Interest issues also need to pay attention to the environmental impact of generating AI models. Since models require a lot of computing power, electricity uses them to tax our collective infrastructure and helps contaminate. When analyzing a particular purpose through a moral lens of interest, we should ask whether the proposed use provides sufficient benefits to justify environmental harm. It can be said that using AI for trivial purposes can be said to be a test of welfare.
Judicial principles require that people and populations who take risks should also receive benefits. With AI, there are major fairness issues. For example, generating AI can be trained in data that includes our current and historic biases. Models must be tested strictly to see if they create biased or misleading content.
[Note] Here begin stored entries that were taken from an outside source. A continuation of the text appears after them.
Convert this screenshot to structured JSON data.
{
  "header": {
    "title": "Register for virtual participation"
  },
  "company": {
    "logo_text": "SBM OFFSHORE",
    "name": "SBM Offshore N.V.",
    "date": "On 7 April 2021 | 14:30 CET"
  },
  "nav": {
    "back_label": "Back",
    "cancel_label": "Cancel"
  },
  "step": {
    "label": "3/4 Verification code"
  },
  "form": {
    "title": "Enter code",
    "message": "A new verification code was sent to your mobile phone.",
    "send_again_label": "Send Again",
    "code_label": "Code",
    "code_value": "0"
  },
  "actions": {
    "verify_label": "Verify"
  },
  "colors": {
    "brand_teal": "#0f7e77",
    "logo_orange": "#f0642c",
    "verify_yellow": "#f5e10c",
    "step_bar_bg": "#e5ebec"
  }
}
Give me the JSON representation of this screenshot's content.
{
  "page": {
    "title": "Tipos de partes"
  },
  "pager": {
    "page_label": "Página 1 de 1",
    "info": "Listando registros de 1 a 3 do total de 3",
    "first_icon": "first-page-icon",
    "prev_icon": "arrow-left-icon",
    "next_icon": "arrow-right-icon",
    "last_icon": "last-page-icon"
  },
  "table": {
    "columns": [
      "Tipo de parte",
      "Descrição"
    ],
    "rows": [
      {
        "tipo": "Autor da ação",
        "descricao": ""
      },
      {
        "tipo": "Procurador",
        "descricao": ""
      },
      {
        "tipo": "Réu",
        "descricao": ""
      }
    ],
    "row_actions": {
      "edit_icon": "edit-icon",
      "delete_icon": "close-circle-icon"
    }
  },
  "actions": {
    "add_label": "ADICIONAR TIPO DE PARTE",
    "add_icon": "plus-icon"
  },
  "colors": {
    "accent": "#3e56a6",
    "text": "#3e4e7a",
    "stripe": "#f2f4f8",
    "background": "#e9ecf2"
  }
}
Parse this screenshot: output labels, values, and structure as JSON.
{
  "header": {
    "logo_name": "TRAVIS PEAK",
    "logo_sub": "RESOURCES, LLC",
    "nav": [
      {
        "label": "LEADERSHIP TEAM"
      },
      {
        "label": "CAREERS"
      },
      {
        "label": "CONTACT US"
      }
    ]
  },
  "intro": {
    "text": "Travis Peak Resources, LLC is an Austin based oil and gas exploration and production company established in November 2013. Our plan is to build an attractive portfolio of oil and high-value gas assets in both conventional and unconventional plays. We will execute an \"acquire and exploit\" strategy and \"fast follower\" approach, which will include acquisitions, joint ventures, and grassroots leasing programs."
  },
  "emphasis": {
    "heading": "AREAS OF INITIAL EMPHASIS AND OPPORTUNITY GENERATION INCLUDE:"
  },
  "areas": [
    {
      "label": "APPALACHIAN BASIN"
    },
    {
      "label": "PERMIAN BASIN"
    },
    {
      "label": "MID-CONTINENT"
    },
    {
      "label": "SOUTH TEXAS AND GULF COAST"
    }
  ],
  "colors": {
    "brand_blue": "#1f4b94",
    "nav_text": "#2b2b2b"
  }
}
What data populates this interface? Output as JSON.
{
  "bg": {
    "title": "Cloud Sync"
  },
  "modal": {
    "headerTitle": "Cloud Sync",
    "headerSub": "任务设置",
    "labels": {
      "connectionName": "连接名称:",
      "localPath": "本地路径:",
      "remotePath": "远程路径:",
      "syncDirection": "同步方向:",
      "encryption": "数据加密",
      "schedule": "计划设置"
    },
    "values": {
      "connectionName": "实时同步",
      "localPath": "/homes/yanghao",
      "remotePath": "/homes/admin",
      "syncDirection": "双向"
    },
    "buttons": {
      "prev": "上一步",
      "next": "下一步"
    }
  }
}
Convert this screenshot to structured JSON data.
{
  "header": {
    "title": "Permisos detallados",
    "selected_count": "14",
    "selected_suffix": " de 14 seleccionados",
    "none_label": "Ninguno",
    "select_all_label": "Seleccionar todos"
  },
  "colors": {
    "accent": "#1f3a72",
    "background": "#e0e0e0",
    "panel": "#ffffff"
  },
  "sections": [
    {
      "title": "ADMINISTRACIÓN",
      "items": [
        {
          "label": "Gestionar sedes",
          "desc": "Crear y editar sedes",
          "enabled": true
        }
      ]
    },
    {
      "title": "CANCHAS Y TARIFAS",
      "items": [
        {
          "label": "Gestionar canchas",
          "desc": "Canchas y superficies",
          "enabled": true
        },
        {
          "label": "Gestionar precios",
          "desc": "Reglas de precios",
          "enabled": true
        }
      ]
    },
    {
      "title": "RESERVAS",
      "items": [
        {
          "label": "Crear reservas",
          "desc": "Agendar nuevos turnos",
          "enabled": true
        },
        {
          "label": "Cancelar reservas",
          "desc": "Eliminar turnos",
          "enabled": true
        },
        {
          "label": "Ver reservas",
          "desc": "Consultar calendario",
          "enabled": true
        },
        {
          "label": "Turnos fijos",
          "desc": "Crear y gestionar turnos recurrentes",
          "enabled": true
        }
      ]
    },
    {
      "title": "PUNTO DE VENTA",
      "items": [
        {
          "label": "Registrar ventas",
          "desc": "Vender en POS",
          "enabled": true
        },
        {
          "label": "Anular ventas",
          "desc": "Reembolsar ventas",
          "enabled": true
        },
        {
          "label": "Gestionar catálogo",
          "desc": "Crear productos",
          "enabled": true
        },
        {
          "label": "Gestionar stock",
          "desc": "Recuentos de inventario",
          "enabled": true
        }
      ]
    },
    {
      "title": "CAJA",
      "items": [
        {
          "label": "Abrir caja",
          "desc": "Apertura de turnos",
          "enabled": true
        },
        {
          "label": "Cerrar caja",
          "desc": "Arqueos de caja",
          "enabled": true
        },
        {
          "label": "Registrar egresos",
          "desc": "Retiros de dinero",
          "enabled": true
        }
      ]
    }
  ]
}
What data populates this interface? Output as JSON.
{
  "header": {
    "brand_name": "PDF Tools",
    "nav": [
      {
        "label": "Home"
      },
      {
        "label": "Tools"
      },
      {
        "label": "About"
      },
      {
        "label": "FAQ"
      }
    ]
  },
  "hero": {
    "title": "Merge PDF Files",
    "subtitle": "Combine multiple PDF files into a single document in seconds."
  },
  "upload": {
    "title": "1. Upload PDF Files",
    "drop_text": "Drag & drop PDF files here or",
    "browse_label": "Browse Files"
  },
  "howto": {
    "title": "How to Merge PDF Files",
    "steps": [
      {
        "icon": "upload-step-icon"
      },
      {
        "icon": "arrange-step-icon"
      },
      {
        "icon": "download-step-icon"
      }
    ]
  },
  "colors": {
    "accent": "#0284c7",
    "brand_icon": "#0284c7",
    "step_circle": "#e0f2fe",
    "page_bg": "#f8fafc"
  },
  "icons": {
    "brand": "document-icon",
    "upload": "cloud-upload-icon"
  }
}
Similarly, AI tools should be carefully questioned to make sure they do not work better for some groups than others. Inequality affects the calculation of interests and depends on the interests of use cases, which may become immoral in use.
Another consideration regarding the principles of justice and AI principles is the issue of fair compensation and attribution. It is important that AI should not undermine creative economies. Furthermore, scholars are important content producers, while academic coins in the field are cited. Content creators have the right to expect their work to be used in good faith, to be cited, and to be properly paid. As part of autonomy, content creators should also be able to control whether their materials are used in training concentrations and should at least continue to be part of author negotiations. Similarly, the use of AI tools in research should be cited in academic products; we need to develop standards regarding the inclusion of suitable conditions in the methodological section and citations and may be granted a common well-known state of AI models.
I think the principles outlined above in the Belmont report above are flexible enough to be further and rapidly developed in this area. Academics have a long history of using them as a guide to ethical assessments. They provide us with a common basis where we can morally promote the benefits of using AI to the world while avoiding the types of hazards that will poison commitments.